Insolvenzverwalter müsste man sein. Oder Betriebsrat. 12,5 Millionen Euro kassierte der eine für zehn Wochen Arbeit in einem Baubetrieb, 400.000 Euro bekam der andere für seine Mitarbeit. Jetzt wird der Fall neu aufgerollt – eine Chance für die Gläubiger.
Ein großes ostfriesisches Bauunternehmen stellt 2007 Insolvenzantrag. Der vorläufige Insolvenzverwalter kassiert Honorar. Der Betrieb läuft mit neuem Eigentümer weiter. Handwerksbetriebe bleiben auf offenen Rechnungen sitzen.
Eigentlich eine ganz alltägliche Geschichte. Nicht alltäglich sind allerdings sind die Summen, die dabei über den Tisch gegangen sind.
Insolvenzverwalter kassiert das 12,5-Fache
10 Wochen ist der vorläufige Insolvenzverwalter im Haus, dann ist der Betrieb verkauft – und der Insolvenzverwalter um 12,5 Millionen Euro reicher, berichtet weser-ems-business.de , das 12,5-Fache des Regelsatzes in so einem Fall.

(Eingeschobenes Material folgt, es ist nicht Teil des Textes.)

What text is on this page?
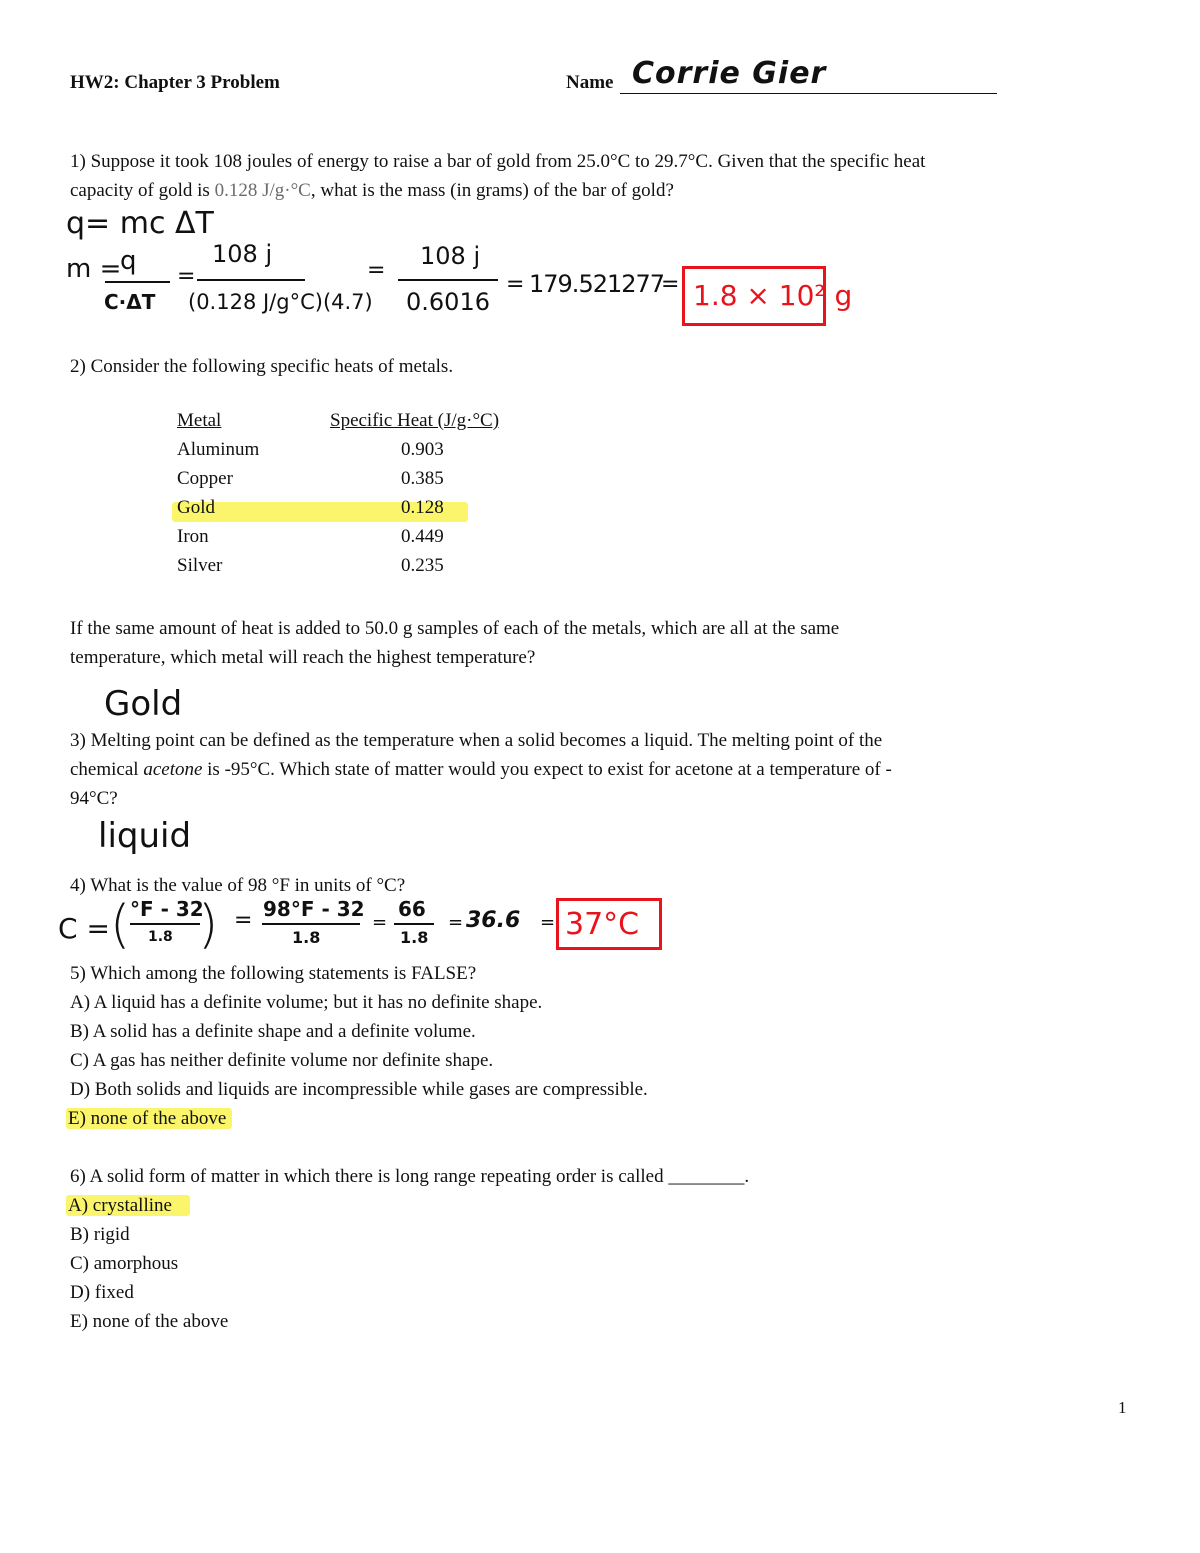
HW2: Chapter 3 Problem	Name Corrie Gier
1) Suppose it took 108 joules of energy to raise a bar of gold from 25.0°C to 29.7°C. Given that the specific heat
capacity of gold is 0.128 J/g·°C, what is the mass (in grams) of the bar of gold?
q= mc ΔT
m =
q
C·ΔT
=
108 j
(0.128 J/g°C)(4.7)
=
108 j
0.6016
= 179.521277
= 1.8 × 10² g
2) Consider the following specific heats of metals.
Metal	Specific Heat (J/g·°C)
Aluminum	0.903
Copper	0.385
Gold	0.128
Iron	0.449
Silver	0.235
If the same amount of heat is added to 50.0 g samples of each of the metals, which are all at the same
temperature, which metal will reach the highest temperature?
Gold
3) Melting point can be defined as the temperature when a solid becomes a liquid. The melting point of the
chemical acetone is -95°C. Which state of matter would you expect to exist for acetone at a temperature of -
94°C?
liquid
4) What is the value of 98 °F in units of °C?
C = ( °F - 32
1.8 ) = 98°F - 32
1.8
=
66
1.8
= 36.6 = 37°C
5) Which among the following statements is FALSE?
A) A liquid has a definite volume; but it has no definite shape.
B) A solid has a definite shape and a definite volume.
C) A gas has neither definite volume nor definite shape.
D) Both solids and liquids are incompressible while gases are compressible.
E) none of the above
6) A solid form of matter in which there is long range repeating order is called ________.
A) crystalline
B) rigid
C) amorphous
D) fixed
E) none of the above
1
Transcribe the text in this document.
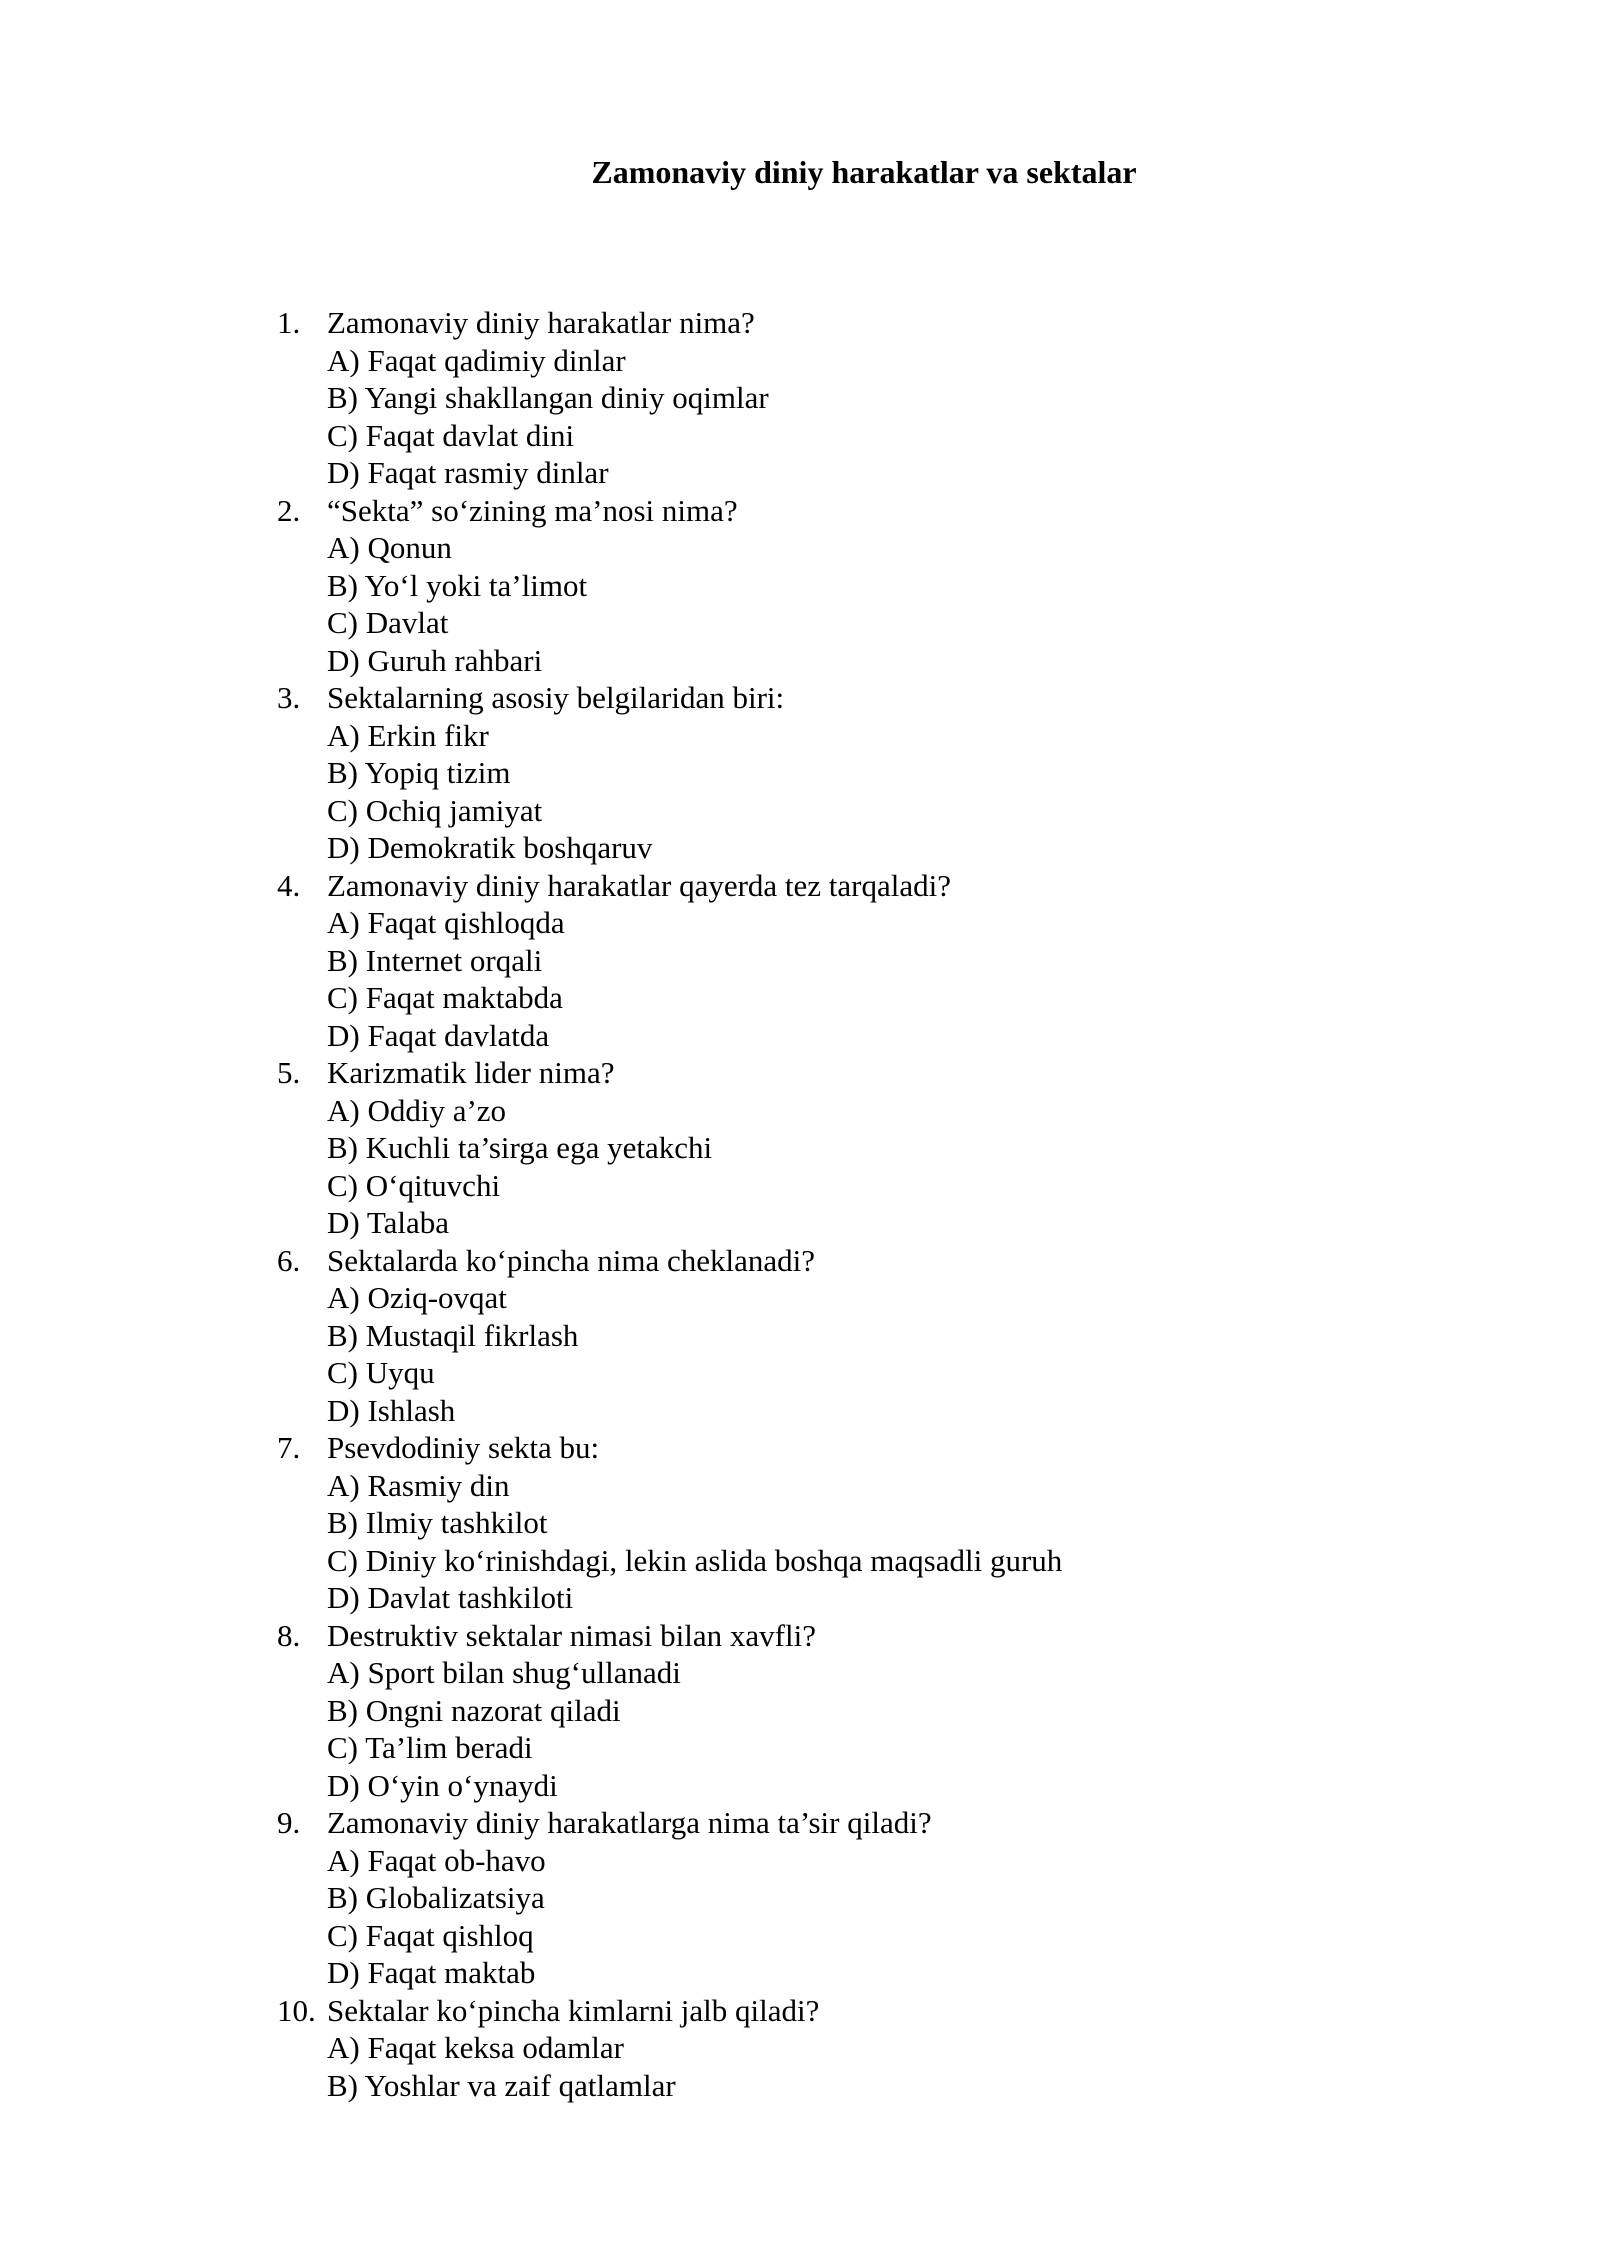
Zamonaviy diniy harakatlar va sektalar
1. Zamonaviy diniy harakatlar nima?
A) Faqat qadimiy dinlar
B) Yangi shakllangan diniy oqimlar
C) Faqat davlat dini
D) Faqat rasmiy dinlar
2. “Sekta” so‘zining ma’nosi nima?
A) Qonun
B) Yo‘l yoki ta’limot
C) Davlat
D) Guruh rahbari
3. Sektalarning asosiy belgilaridan biri:
A) Erkin fikr
B) Yopiq tizim
C) Ochiq jamiyat
D) Demokratik boshqaruv
4. Zamonaviy diniy harakatlar qayerda tez tarqaladi?
A) Faqat qishloqda
B) Internet orqali
C) Faqat maktabda
D) Faqat davlatda
5. Karizmatik lider nima?
A) Oddiy a’zo
B) Kuchli ta’sirga ega yetakchi
C) O‘qituvchi
D) Talaba
6. Sektalarda ko‘pincha nima cheklanadi?
A) Oziq-ovqat
B) Mustaqil fikrlash
C) Uyqu
D) Ishlash
7. Psevdodiniy sekta bu:
A) Rasmiy din
B) Ilmiy tashkilot
C) Diniy ko‘rinishdagi, lekin aslida boshqa maqsadli guruh
D) Davlat tashkiloti
8. Destruktiv sektalar nimasi bilan xavfli?
A) Sport bilan shug‘ullanadi
B) Ongni nazorat qiladi
C) Ta’lim beradi
D) O‘yin o‘ynaydi
9. Zamonaviy diniy harakatlarga nima ta’sir qiladi?
A) Faqat ob-havo
B) Globalizatsiya
C) Faqat qishloq
D) Faqat maktab
10. Sektalar ko‘pincha kimlarni jalb qiladi?
A) Faqat keksa odamlar
B) Yoshlar va zaif qatlamlar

Weitere 2 Millionen gehen an die Mitglieder des Gläubigerausschusses. Eine von ihnen ist der Betriebsratsvorsitzende, er habe dafür gut 400.000 Euro bekommen.
Teilerfolg vor dem Bundesgerichtshof
Es dauert einige Zeit, bis die Betroffenen reagieren. Im Mai 2010 reichen einige von ihnen Klage ein. Zu spät, befindet das Landgericht Aurich: Die Beschwerdefrist sei abgelaufen.
Dem hat nun der Bundesgerichtshof (BGH) widersprochen: Das Landgericht Aurich muss die Klage nun doch behandeln.
Der Grund: ein Formfehler. Der Vergütungsantrag des Insolvenzverwalters wurde damals nicht ordentlich veröffentlicht.